The result is 27 560 but should be 48 713 as you can check with the next query by yourself. The only thing happens is that I move the filtering from a subquery into the WHERE clause:

--Correct results 
SELECT 
  {[Measures].[Order Quantity]} ON COLUMNS
FROM [Adventure Works]
WHERE 
  (
    [Date].[Calendar].[Calendar Year].&[2004]
   ,{ [Product].[Category].&[4], [Product].[Category].&[1] }
  );

So basically it’s not (or not just) Excel’s fault that the MDX query returns an incorrect value but the cube engine or MDX itself has a flaw, but it comes to daylight when using Excel due to its query writing mechanism.

Further details as a result of using team knowledge J If you duplicate and put the filter into the WHERE part, too then the result is OK:

SELECT 
  { [Measures].[Order Quantity] } ON COLUMNS
FROM 
(
  SELECT 
    { [Product].[Category].&[4], [Product].[Category].&[1] } ON COLUMNS
  FROM [Adventure Works]
)
WHERE 
  ( [Date].[Calendar].[Calendar Year].&[2004] 
  ,{[Product].[Category].&[4], [Product].[Category].&[1]}
  );

So it seems there are 3 things happen when executing the first, incorrect initial query:

The subquery is evaluated with all the listed statuses, overriding the default value (so Accessories and Bikes are selected by overriding the default which would have been only Accessories)
The outer query is evaluated as it should
The filtering to default member is applied again

Steps 2 and 3 can be replaced, the end result is the same.

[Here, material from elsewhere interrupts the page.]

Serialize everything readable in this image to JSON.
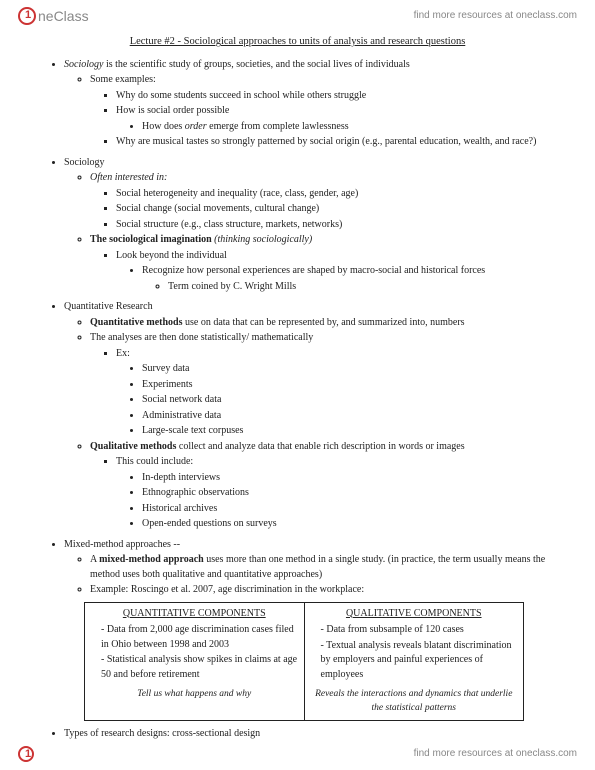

When everything is evaluated in only 1 query the default member is correctly overridden.

There’s something similar to MDX and SSAS as the logical query processing phases for SQL but it’s a lot more complicated. According to SSAS Unleashed:

“The default members are overwritten by the members of attributes specified in the WHERE clause, and then those members are overwritten by members of attributes from each axis. When we say overwritten, we mean that the member corresponding to the attribute is changed. In reality, the process is a little more complicated…” – page 175

And it might have something related to the scopes but this is beyond my present knowledge.

There’s a technet article (http://technet.microsoft.com/en-us/library/bb630310.aspx) about default members but though it gives some advice what to be aware of when defining default members it is not valid for this issue! (I wanted to mention because you might find it and suggest considering those ideas.) That refers to non-aggregatable attributes wheres Status is aggregatable.